A less familiar artist in the same broad genre was the Belgian Evelyne Axell (1935-1972), a prolific and provocative mixed-media artist who began her creative life as an actress.
Evelyne Axell
My readers know that I have more than a passing interest in female artists https://www.artfullyabstractedblog.com/post/female-artists-and-abstraction
together with an antipathy to the prudish and numbing effects of censorship on the arts https://www.artfullyabstractedblog.com/post/the-nude-ambivalence-and-censorship-from-michelangelo-to-mapplethorpe . Today's article will hark back to those two earlier posts and hopefully shed some light on an interesting, even iconic twentieth-century artistic figure.
Created in oil paint, a zip fastener and a helmet mounted on canvas, Evelyne Axell's VALENTINE (1966) hangs in the Tate Modern Gallery in London. It is a piece which I much enjoy.
VALENTINE (1966) - Evelyne Axell
In VALENTINE, Axell namechecks the first Soviet female cosmonaut, Valentina Tereshkova, combining the homage to her with a representation, perhaps, of the erotically-charged greeting of a woman to her lover on Valentine's night. The stance of the figure is slinky and languorous, the zippered white bodysuit is suggestively and enticingly opened, indicating carefully painted details of the woman's body; the floating helmet (actually a toy one) to the left introduces a fetishistic kink.

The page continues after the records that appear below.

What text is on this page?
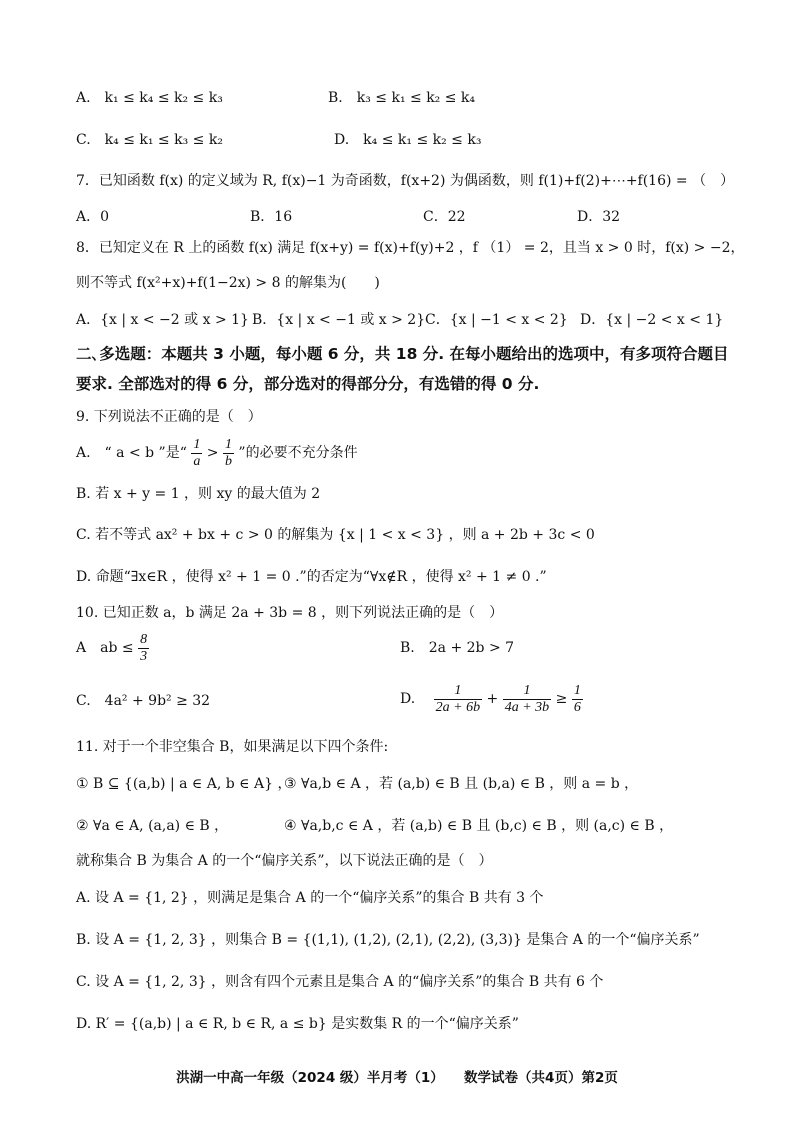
A.　k₁ ≤ k₄ ≤ k₂ ≤ k₃	B.　k₃ ≤ k₁ ≤ k₂ ≤ k₄
C.　k₄ ≤ k₁ ≤ k₃ ≤ k₂	D.　k₄ ≤ k₁ ≤ k₂ ≤ k₃
7．已知函数 f(x) 的定义域为 R, f(x)−1 为奇函数，f(x+2) 为偶函数，则 f(1)+f(2)+⋯+f(16) = （　）
A．0	B．16	C．22	D．32
8．已知定义在 R 上的函数 f(x) 满足 f(x+y) = f(x)+f(y)+2 ，f （1） = 2，且当 x > 0 时，f(x) > −2，
则不等式 f(x²+x)+f(1−2x) > 8 的解集为(　　)
A．{x | x < −2 或 x > 1} B．{x | x < −1 或 x > 2} C．{x | −1 < x < 2} D．{x | −2 < x < 1}
二､多选题：本题共 3 小题，每小题 6 分，共 18 分. 在每小题给出的选项中，有多项符合题目
要求. 全部选对的得 6 分，部分选对的得部分分，有选错的得 0 分.
9. 下列说法不正确的是（　）
A.　“ a < b ”是“ $\frac{1}{a} > \frac{1}{b}$ ”的必要不充分条件
B. 若 x + y = 1 ，则 xy 的最大值为 2
C. 若不等式 ax² + bx + c > 0 的解集为 {x | 1 < x < 3} ，则 a + 2b + 3c < 0
D. 命题“∃x∈R ，使得 x² + 1 = 0 .”的否定为“∀x∉R ，使得 x² + 1 ≠ 0 .”
10. 已知正数 a，b 满足 2a + 3b = 8 ，则下列说法正确的是（　）
A　ab ≤ $\frac{8}{3}$	B.　2a + 2b > 7
C.　4a² + 9b² ≥ 32	D.　 $\frac{1}{2a + 6b} + \frac{1}{4a + 3b} \ge \frac{1}{6}$
11. 对于一个非空集合 B，如果满足以下四个条件:
① B ⊆ {(a,b) | a ∈ A, b ∈ A} ，
③ ∀a,b ∈ A ，若 (a,b) ∈ B 且 (b,a) ∈ B ，则 a = b ，
② ∀a ∈ A, (a,a) ∈ B ，	④ ∀a,b,c ∈ A ，若 (a,b) ∈ B 且 (b,c) ∈ B ，则 (a,c) ∈ B ，
就称集合 B 为集合 A 的一个“偏序关系”，以下说法正确的是（　）
A. 设 A = {1, 2} ，则满足是集合 A 的一个“偏序关系”的集合 B 共有 3 个
B. 设 A = {1, 2, 3} ，则集合 B = {(1,1), (1,2), (2,1), (2,2), (3,3)} 是集合 A 的一个“偏序关系”
C. 设 A = {1, 2, 3} ，则含有四个元素且是集合 A 的“偏序关系”的集合 B 共有 6 个
D. R′ = {(a,b) | a ∈ R, b ∈ R, a ≤ b} 是实数集 R 的一个“偏序关系”
洪湖一中高一年级（2024 级）半月考（1）　　数学试卷（共4页）第2页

The painting, though modern in outlook and daringly progressive, also embodies a paradoxically demure classical poise.
Evelyne Axell was one of the first Belgian Pop Artists, having cut her teeth under the mentorship of none less than the great surrealist René Magritte. To aid her ascendance, she at one point adopted the androgynous moniker 'Axell', and became the first female artist to produce and exhibit her own nude self-portrait, LE PEINTRE, in 1970.
In an age when many (though far from all) people are becoming increasingly enlightened and spiritually evolved, there is a converse movement towards excessive and damaging censorship of the arts. When the censorship is applied not by humans but by Social Media bots, the prudish finger-wagging becomes as tediously artificial and indiscriminate as it is insidious.

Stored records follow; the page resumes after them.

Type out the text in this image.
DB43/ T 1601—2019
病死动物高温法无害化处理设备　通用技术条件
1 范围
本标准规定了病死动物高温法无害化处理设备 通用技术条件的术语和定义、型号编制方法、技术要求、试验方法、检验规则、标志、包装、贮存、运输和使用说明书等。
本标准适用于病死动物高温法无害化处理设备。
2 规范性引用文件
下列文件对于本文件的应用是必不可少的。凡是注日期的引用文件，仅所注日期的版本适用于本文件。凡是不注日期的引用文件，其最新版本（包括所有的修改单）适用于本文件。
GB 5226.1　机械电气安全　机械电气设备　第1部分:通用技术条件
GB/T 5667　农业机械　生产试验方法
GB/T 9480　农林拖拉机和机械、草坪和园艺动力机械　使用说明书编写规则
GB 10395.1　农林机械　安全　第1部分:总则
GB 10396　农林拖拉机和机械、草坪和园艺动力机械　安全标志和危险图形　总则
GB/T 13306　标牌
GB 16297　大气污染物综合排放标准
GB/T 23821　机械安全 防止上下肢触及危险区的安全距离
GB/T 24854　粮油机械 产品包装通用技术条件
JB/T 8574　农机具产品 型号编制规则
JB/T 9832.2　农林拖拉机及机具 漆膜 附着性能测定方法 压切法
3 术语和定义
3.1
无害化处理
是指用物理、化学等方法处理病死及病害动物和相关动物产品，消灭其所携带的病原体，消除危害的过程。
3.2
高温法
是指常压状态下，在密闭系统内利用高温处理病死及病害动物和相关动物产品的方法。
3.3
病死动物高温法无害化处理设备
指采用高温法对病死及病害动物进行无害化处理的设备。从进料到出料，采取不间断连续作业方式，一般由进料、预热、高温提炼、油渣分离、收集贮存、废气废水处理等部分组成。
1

Facebook, which has no compunction as to the posting of, for instance, violent physical attacks recorded on mobile phones, recently took down an image of Evelyne Axell's ICE CREAM, on the grounds that it 'displayed excessive skin'.

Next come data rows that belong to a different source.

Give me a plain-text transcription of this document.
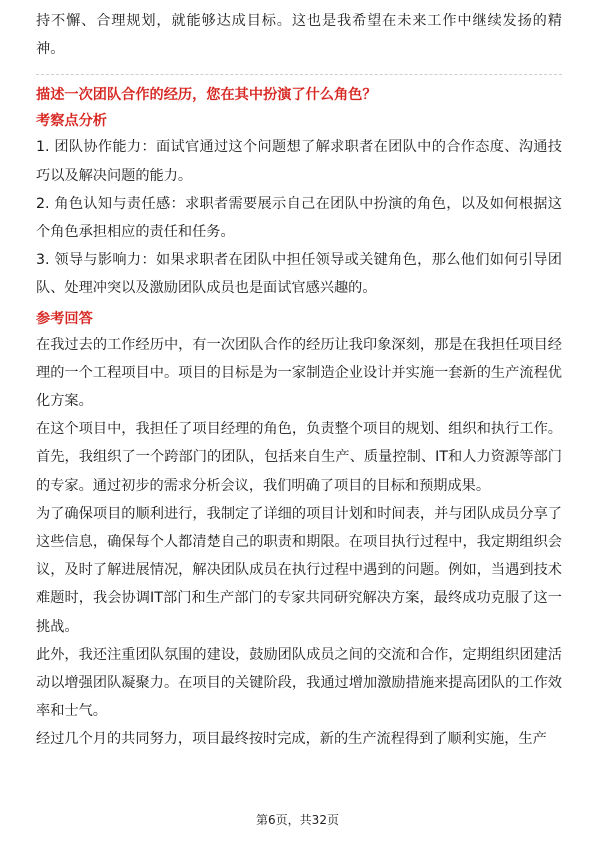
持不懈、合理规划，就能够达成目标。这也是我希望在未来工作中继续发扬的精神。

描述一次团队合作的经历，您在其中扮演了什么角色？

考察点分析

1. 团队协作能力：面试官通过这个问题想了解求职者在团队中的合作态度、沟通技巧以及解决问题的能力。

2. 角色认知与责任感：求职者需要展示自己在团队中扮演的角色，以及如何根据这个角色承担相应的责任和任务。

3. 领导与影响力：如果求职者在团队中担任领导或关键角色，那么他们如何引导团队、处理冲突以及激励团队成员也是面试官感兴趣的。

参考回答

在我过去的工作经历中，有一次团队合作的经历让我印象深刻，那是在我担任项目经理的一个工程项目中。项目的目标是为一家制造企业设计并实施一套新的生产流程优化方案。

在这个项目中，我担任了项目经理的角色，负责整个项目的规划、组织和执行工作。首先，我组织了一个跨部门的团队，包括来自生产、质量控制、IT和人力资源等部门的专家。通过初步的需求分析会议，我们明确了项目的目标和预期成果。

为了确保项目的顺利进行，我制定了详细的项目计划和时间表，并与团队成员分享了这些信息，确保每个人都清楚自己的职责和期限。在项目执行过程中，我定期组织会议，及时了解进展情况，解决团队成员在执行过程中遇到的问题。例如，当遇到技术难题时，我会协调IT部门和生产部门的专家共同研究解决方案，最终成功克服了这一挑战。

此外，我还注重团队氛围的建设，鼓励团队成员之间的交流和合作，定期组织团建活动以增强团队凝聚力。在项目的关键阶段，我通过增加激励措施来提高团队的工作效率和士气。

经过几个月的共同努力，项目最终按时完成，新的生产流程得到了顺利实施，生产

第6页，共32页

ICE CREAM - Evelyne Axell (1964)
One commentator observed at the time: “If this is offensive, I would really like to stop seeing pictures of women in thongs, bent over”.
Surely, the latter 'genre' of pose qualifies as one of the most generic and repetitive in modern-day misogynistic imagery, peddled by those who have no understanding of true eroticism. Axell's painting, by contrast, presents us with a bold and playful primary kaleidoscope which, though not without an erotic undercurrent, offers nothing to offend any but the most Victorian and repressed.